New laws enacted in Russia this week will see the manufacture of medicines coming both into the country and going out of it placed under heavier regulation in an attempt to stamp out counterfeits.
Under the new law a large range of new stipulations has been laid down that will see medicines: without a licence, the sale or import of improper, substandard or unregistered medical products, as well as the counterfeit of packaging or of documentation of such products, now carry criminal liability for individuals.
The Federal Law No. 532-FZ will allow the Russian government to criminalise the individuals who actually breached the above statutory requirements regarding the circulation of medicines, and the corporate officers of the entity employing such individuals are now at risk of facing a maximum prison term of eight or ten years.
Those convicted may also have to pay a fine of up to RUB3 million (around €40,000), or equal to their personal income for a period of up to three years.
Some offences may also result in the offender's disqualification from the holding of certain positions for a maximum of three or five years, again depending on the breach.

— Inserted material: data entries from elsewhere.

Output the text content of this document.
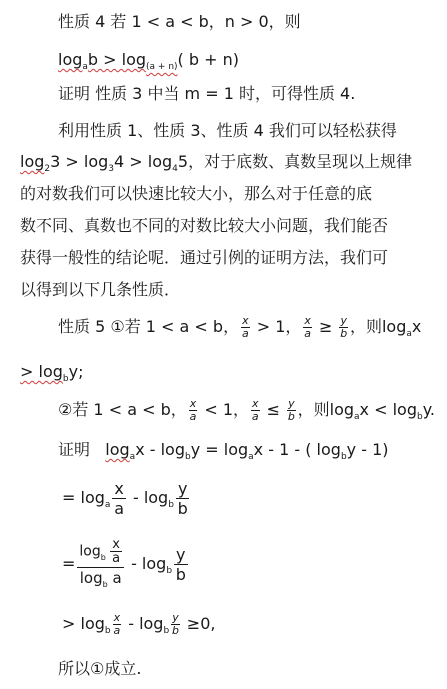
性质 4 若 1 < a < b，n > 0，则
$\log_ab > \log_{(a + n)}$( b + n)
证明 性质 3 中当 m = 1 时，可得性质 4.
利用性质 1、性质 3、性质 4 我们可以轻松获得
$\log_23 > \log_34 > \log_45$，对于底数、真数呈现以上规律
的对数我们可以快速比较大小，那么对于任意的底
数不同、真数也不同的对数比较大小问题，我们能否
获得一般性的结论呢．通过引例的证明方法，我们可
以得到以下几条性质．
性质 5 ①若 1 < a < b， $\frac{x}{a} > 1$， $\frac{x}{a} \ge \frac{y}{b}$ ，则$\log_ax$
> $\log_by$;
②若 1 < a < b， $\frac{x}{a} < 1$， $\frac{x}{a} \le \frac{y}{b}$ ，则$\log_ax < \log_by$.
证明 $\log_ax - \log_by = \log_ax - 1$ - ( $\log_by - 1$)
= $\log_a \frac{x}{a} - \log_b \frac{y}{b}$
= $\frac{\log_b \frac{x}{a}}{\log_b a} - \log_b \frac{y}{b}$
> $\log_b \frac{x}{a} - \log_b \frac{y}{b} \ge 0$,
所以①成立.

This is a strong move forward from previous laws which saw criminals involved in counterfeiting only be prosecuted under health and safety laws.
This new piece of legislation now for the first time introduces a dedicated offense and is in keeping with the Medicrime treaty, which Russia signed three years ago.
Russia has suffered from a bad reputation when it comes to counterfeit medicines both from the view of import and exporting drugs.
This new law will go some way to reassure the Russian market and the markets it sells to that its supply chain is being cleaned up.